I looked at the baby’s face while the hand was touching the plate. I knew it must hurt so much. But there was no chance in the world the baby could have stopped what was happening to him.

He was quiet. He didn’t know how to cry. But his silent face told everything. All the repressed confusion, horror, and pain. The only option was to let it all happen.

The baby’s face looked kind of evil, as if he was the devil’s child, but I knew clearly how innocent he was, and all the love and care he would have wanted and deserved.

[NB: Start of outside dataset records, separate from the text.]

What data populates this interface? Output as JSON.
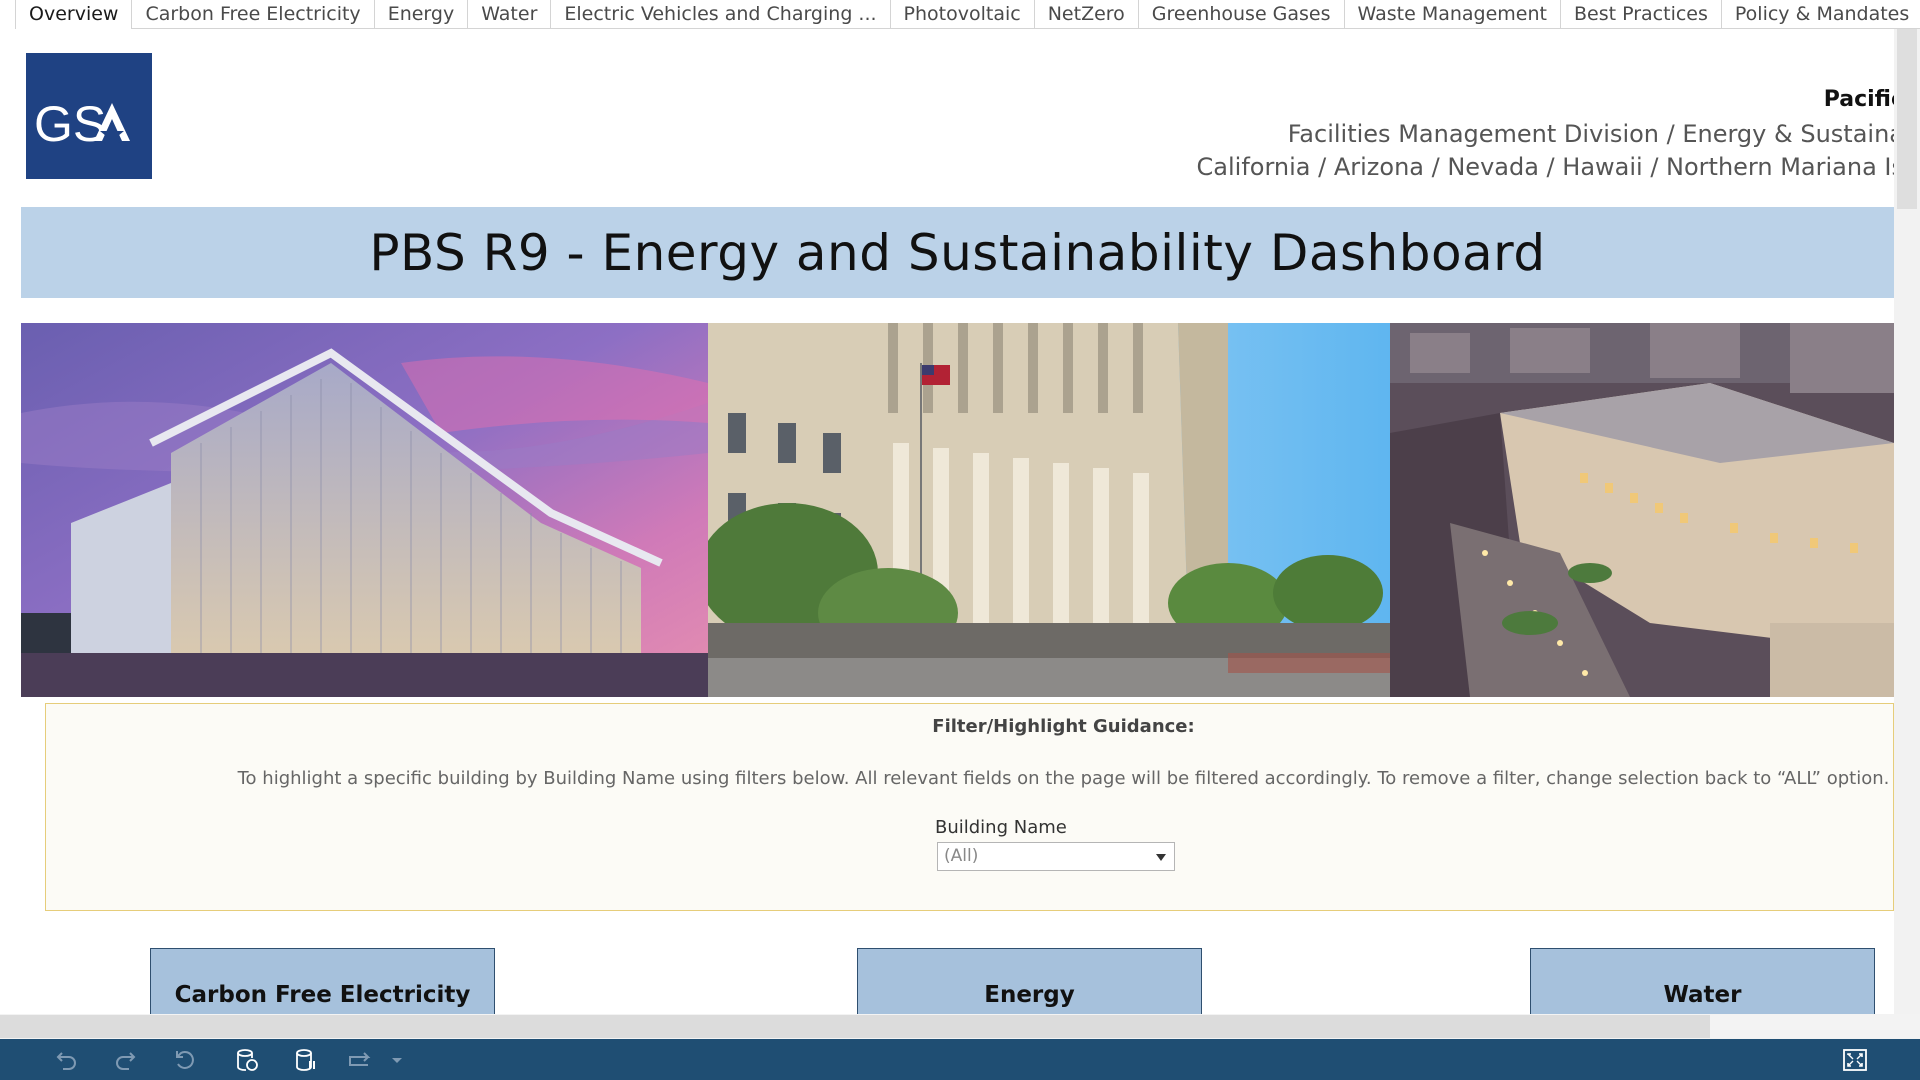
{
  "tabs": [
    {
      "label": "Overview",
      "active": true
    },
    {
      "label": "Carbon Free Electricity",
      "active": false
    },
    {
      "label": "Energy",
      "active": false
    },
    {
      "label": "Water",
      "active": false
    },
    {
      "label": "Electric Vehicles and Charging ...",
      "active": false
    },
    {
      "label": "Photovoltaic",
      "active": false
    },
    {
      "label": "NetZero",
      "active": false
    },
    {
      "label": "Greenhouse Gases",
      "active": false
    },
    {
      "label": "Waste Management",
      "active": false
    },
    {
      "label": "Best Practices",
      "active": false
    },
    {
      "label": "Policy & Mandates",
      "active": false
    }
  ],
  "header": {
    "logo_text": "GSA",
    "region": "Pacific",
    "division": "Facilities Management Division / Energy & Sustaina",
    "states": "California / Arizona / Nevada / Hawaii / Northern Mariana Is"
  },
  "title": "PBS R9 - Energy and Sustainability Dashboard",
  "photos": [
    {
      "name": "modern-glass-federal-building-photo"
    },
    {
      "name": "courthouse-with-flag-photo"
    },
    {
      "name": "aerial-civic-center-photo"
    }
  ],
  "guidance": {
    "title": "Filter/Highlight Guidance:",
    "text": "To highlight a specific building by Building Name using filters below. All relevant fields on the page will be filtered accordingly. To remove a filter, change selection back to “ALL” option.",
    "filter_label": "Building Name",
    "filter_value": "(All)"
  },
  "cards": [
    {
      "label": "Carbon Free Electricity"
    },
    {
      "label": "Energy"
    },
    {
      "label": "Water"
    }
  ],
  "toolbar": {
    "icons": [
      "undo-icon",
      "redo-icon",
      "revert-icon",
      "refresh-data-icon",
      "pause-updates-icon",
      "share-icon",
      "share-dropdown-icon",
      "fullscreen-icon"
    ]
  },
  "colors": {
    "toolbar_bg": "#1f4e73",
    "title_band": "#bbd2e8",
    "card_bg": "#a6c1dc",
    "logo_bg": "#1f4283",
    "guide_border": "#e6cd7a"
  }
}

When the guy fried the baby’s body, the body got stuck on the plate so he needed to rip it off roughly to get all the skin and flesh removed from the plate. The guy was totally emotionless. The way he treated the baby was something he seemed to consider totally normal task to do while he talked to us. I knew he talked to us even though he always looked a little bit away from us. He looked at someone who we didn’t see being in the room. None of us said anything.

The baby probably died. I don’t know. None of us in the room did anything to stop the guy. It wasn’t an option, that’s how it felt.

Then there was a woman, a naked woman.

The guy mutilated her on a bed while she was passed out due to some drugs. He cut her very badly from the stomach area. Damage that would be impossible to repair. With long scissors and knives.

Stomach cut into shreds. Deep.

When the woman woke up she run around the room horrified but silent. She looked at her mutilated body but it was as if she didn’t have any pain. She just seemed to be shocked over how her stomach looked like.

I found it very sad what had happened to her but I didn’t do anything to calm her down. It wasn’t an option. I was there but at the same time, I was just a bystander not being able to interfere. Or was it that I just didn’t care?
No one in that room seemed to care.

The whole dream was silent. Everything was black and white.